Essa riqueza toda ainda prosperou muito no século 20, com gênios musicais como Stravinsky, revolucionários como Schönberg e experimentalistas como Cage. No Brasil e nos EUA, na música popular, o jazz, o rock, a bossa nova florescendo em 1950, depois do período áureo do samba, com Pixinguinha, Noel Rosa, Ataulfo. A chamada “linha evolutiva” (se é que há evolução em arte) chegou à MPB e ao tropicalismo, mas depois entrou em visível desaceleração. A efervescência diminuiu, fracassaram as rebeliões à francesa de 1968 e depois a União Soviética. Caiu o muro de Berlim, escassearam as ideias e os pensadores pouco influenciavam o mundo. A estiagem não foi total, claro, mas atingiu todas as áreas do conhecimento, incluindo a filosofia e as artes, compondo um retrato fiel do represamento das ideias.

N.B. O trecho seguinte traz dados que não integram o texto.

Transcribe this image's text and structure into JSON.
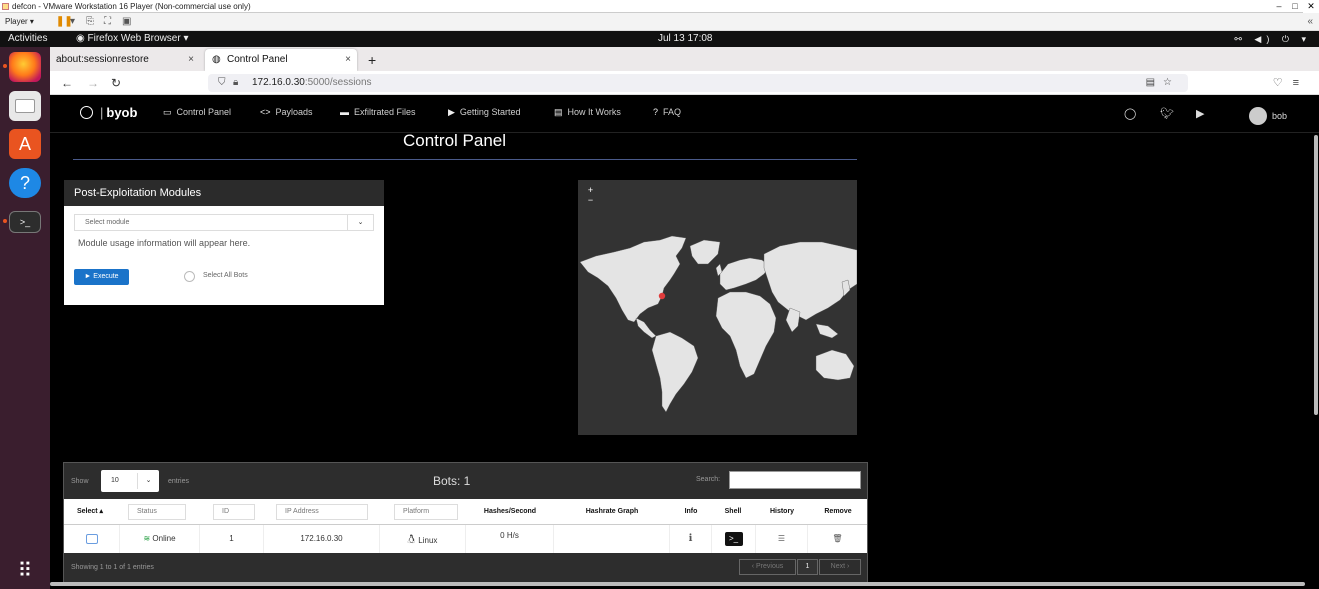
{
  "vm": {
    "title": "defcon - VMware Workstation 16 Player (Non-commercial use only)",
    "player_label": "Player ▾",
    "win_controls": [
      "–",
      "□",
      "✕"
    ]
  },
  "gnome": {
    "activities": "Activities",
    "app_menu": "Firefox Web Browser ▾",
    "clock": "Jul 13  17:08",
    "tray": "⚯ ◀) ⏻ ▾"
  },
  "browser": {
    "tabs": [
      {
        "label": "about:sessionrestore",
        "active": false
      },
      {
        "label": "Control Panel",
        "active": true
      }
    ],
    "new_tab": "+",
    "url_host": "172.16.0.30",
    "url_path": ":5000/sessions"
  },
  "navbar": {
    "brand": "byob",
    "items": [
      {
        "icon": "▭",
        "label": "Control Panel"
      },
      {
        "icon": "<>",
        "label": "Payloads"
      },
      {
        "icon": "▬",
        "label": "Exfiltrated Files"
      },
      {
        "icon": "▶",
        "label": "Getting Started"
      },
      {
        "icon": "▤",
        "label": "How It Works"
      },
      {
        "icon": "?",
        "label": "FAQ"
      }
    ],
    "user": "bob"
  },
  "main": {
    "title": "Control Panel"
  },
  "modules": {
    "header": "Post-Exploitation Modules",
    "select_placeholder": "Select module",
    "info": "Module usage information will appear here.",
    "execute_label": "► Execute",
    "select_all_label": "Select All Bots"
  },
  "map": {
    "zoom_in": "+",
    "zoom_out": "−",
    "marker_color": "#e03c3c"
  },
  "table": {
    "show_label": "Show",
    "length": "10",
    "entries_label": "entries",
    "bots_title": "Bots: 1",
    "search_label": "Search:",
    "columns": {
      "select": "Select ▴",
      "status": "Status",
      "id": "ID",
      "ip": "IP Address",
      "platform": "Platform",
      "hashes": "Hashes/Second",
      "graph": "Hashrate Graph",
      "info": "Info",
      "shell": "Shell",
      "history": "History",
      "remove": "Remove"
    },
    "rows": [
      {
        "status": "Online",
        "id": "1",
        "ip": "172.16.0.30",
        "platform": "Linux",
        "hashes": "0 H/s"
      }
    ],
    "footer_info": "Showing 1 to 1 of 1 entries",
    "pagination": {
      "prev": "Previous",
      "page": "1",
      "next": "Next"
    }
  },
  "colors": {
    "accent": "#1a73c9",
    "online": "#1d9b3a",
    "dock": "#3a1e2e"
  }
}
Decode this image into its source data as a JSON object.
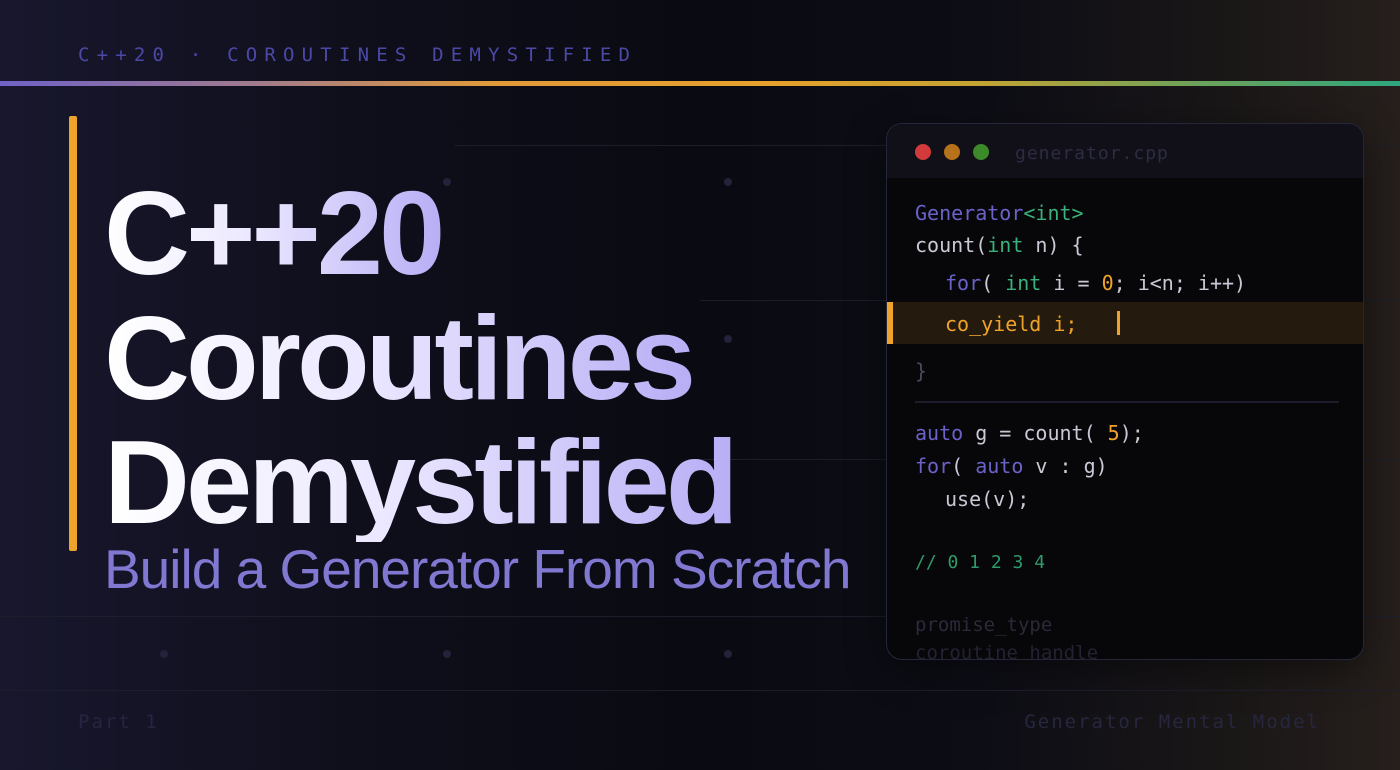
{
  "kicker": "C++20 · COROUTINES DEMYSTIFIED",
  "title": [
    "C++20",
    "Coroutines",
    "Demystified"
  ],
  "subtitle": "Build a Generator From Scratch",
  "footer": {
    "left": "Part 1",
    "right": "Generator Mental Model"
  },
  "colors": {
    "accent": "#f0a32a",
    "keyword": "#6a62c8",
    "type": "#3bb07a",
    "number": "#f0a32a",
    "background": "#0a0a12"
  },
  "code_window": {
    "filename": "generator.cpp",
    "traffic_lights": [
      "#d23b3b",
      "#b5721b",
      "#3d8a2a"
    ],
    "lines": {
      "l1_kw": "Generator",
      "l1_ty": "<int>",
      "l2_a": "count(",
      "l2_ty": "int",
      "l2_b": " n) {",
      "l3_kw": "for",
      "l3_a": "( ",
      "l3_ty": "int",
      "l3_b": " i = ",
      "l3_num": "0",
      "l3_c": "; i<n; i++)",
      "l4": "co_yield i;",
      "l5": "}",
      "l6_kw": "auto",
      "l6_a": " g = count( ",
      "l6_num": "5",
      "l6_b": ");",
      "l7_kw1": "for",
      "l7_a": "( ",
      "l7_kw2": "auto",
      "l7_b": " v : g)",
      "l8": "use(v);",
      "l9": "// 0 1 2 3 4",
      "l10": "promise_type",
      "l11": "coroutine_handle"
    }
  }
}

Penso no mundo de 2017. Há ameaças, com Trump, Putin e Brexit, há um tabuleiro de potenciais conflitos aqui e ali, o recrudescimento do terrorismo, racismo e xenofobia, um retrocesso do pensamento com poucas saídas. Será um ano imprevisível, mas temos de apostar no bom-senso de todos. Mas está tudo tão longe de nossas mãos, e, pior, são tempos em que qualquer ventania mais forte abalará o Brasil, pois o mundo já não é feito de compartimentos incomunicáveis, nenhum país é uma ilha (parafraseando “No Man is an Island”, de John Donne).

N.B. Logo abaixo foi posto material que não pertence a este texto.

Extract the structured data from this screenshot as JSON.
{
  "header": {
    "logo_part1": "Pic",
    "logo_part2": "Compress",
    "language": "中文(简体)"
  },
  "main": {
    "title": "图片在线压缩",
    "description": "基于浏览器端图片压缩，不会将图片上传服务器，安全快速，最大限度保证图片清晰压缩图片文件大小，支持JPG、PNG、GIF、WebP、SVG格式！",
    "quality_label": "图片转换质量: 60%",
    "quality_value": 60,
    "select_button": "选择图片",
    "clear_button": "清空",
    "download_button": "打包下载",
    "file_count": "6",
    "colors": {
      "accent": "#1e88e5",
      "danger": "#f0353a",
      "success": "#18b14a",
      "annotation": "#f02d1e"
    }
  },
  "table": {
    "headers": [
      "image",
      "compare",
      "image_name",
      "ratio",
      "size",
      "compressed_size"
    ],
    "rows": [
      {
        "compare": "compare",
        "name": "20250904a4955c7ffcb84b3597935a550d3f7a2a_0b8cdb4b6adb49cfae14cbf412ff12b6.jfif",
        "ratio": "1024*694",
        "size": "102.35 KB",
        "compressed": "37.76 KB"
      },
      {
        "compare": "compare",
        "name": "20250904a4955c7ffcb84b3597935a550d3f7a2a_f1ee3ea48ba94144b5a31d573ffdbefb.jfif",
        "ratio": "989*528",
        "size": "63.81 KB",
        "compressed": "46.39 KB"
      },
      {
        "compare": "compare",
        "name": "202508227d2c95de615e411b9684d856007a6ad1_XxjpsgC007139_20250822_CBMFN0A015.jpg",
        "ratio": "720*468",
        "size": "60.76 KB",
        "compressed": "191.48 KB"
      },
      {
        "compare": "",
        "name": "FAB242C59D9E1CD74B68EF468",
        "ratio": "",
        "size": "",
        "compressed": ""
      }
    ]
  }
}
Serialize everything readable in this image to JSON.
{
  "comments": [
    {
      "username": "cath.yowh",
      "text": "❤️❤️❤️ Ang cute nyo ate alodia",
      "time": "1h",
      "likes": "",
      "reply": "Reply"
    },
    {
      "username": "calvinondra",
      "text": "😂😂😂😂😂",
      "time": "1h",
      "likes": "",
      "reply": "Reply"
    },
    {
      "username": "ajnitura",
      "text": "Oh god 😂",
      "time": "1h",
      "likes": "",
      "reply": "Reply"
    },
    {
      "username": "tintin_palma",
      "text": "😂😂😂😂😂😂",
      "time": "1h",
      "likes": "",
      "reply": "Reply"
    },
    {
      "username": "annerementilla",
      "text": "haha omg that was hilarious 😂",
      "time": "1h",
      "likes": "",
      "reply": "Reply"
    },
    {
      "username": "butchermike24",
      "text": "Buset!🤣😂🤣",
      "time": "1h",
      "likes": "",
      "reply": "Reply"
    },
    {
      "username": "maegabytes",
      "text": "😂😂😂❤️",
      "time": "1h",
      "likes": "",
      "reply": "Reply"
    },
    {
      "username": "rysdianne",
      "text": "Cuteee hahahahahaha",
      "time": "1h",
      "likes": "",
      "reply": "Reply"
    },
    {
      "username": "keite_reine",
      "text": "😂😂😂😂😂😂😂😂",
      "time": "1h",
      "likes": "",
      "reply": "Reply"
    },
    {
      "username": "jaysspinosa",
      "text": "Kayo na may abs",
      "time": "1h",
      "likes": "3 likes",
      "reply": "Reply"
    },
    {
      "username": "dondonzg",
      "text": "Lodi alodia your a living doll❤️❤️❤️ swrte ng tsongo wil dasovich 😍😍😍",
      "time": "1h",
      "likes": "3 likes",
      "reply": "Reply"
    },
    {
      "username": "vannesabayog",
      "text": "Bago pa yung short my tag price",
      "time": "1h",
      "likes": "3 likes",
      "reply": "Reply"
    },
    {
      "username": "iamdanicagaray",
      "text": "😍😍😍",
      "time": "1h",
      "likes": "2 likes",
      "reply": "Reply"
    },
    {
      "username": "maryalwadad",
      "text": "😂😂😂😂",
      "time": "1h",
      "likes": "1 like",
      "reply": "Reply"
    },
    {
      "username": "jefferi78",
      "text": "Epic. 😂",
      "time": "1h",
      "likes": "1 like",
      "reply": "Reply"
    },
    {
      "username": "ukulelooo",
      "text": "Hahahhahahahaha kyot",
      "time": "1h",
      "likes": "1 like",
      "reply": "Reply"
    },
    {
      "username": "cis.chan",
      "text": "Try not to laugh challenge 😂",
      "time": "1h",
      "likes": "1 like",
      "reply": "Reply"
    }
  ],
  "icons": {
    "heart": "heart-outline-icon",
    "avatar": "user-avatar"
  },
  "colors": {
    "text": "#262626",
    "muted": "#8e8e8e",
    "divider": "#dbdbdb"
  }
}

Mas e o meu Brasil brasileiro? A varrição de parte significativa da corrupção endêmica, para o bem do povo e felicidade geral da nação, tem a contrapartida da onda de massacres entre facções nos presídios, crise surrealista que tem seus limites por cruel que possa soar, na população carcerária e por acontecer entre altos muros – isso, em tese. Mas a queda da inflação, mesmo que diminuta, abriu espaço para a esperada baixa da taxa Selic. Ato contínuo, o PIB ensaia um avanço ainda muito tímido, mas bem-vindo ante a queda de 6%, de janeiro a outubro de 2016. Bastou para caírem os juros, o dólar arrefecer, as bolsas mostrarem flutuação moderada, com tendências positivas. Há maior procura por empréstimos para compra de imóveis e autos usados – importante, os mercados imobiliário e automotivo são os grandes propulsores de novos postos de trabalho e, na ponta destes, geradores de impostos, com ênfase no Estado de São Paulo. Isso produzirá efeitos ao longo do ano no consumo, gerando benefícios para o comércio e a economia combalida dos Estados. Quero crer que este não será o ano das trevas, mas as melhoras que esperamos deverão ser “como a pluma, precisa que haja vento sem parar”, como diz Vinicius de Morais em “A Felicidade”.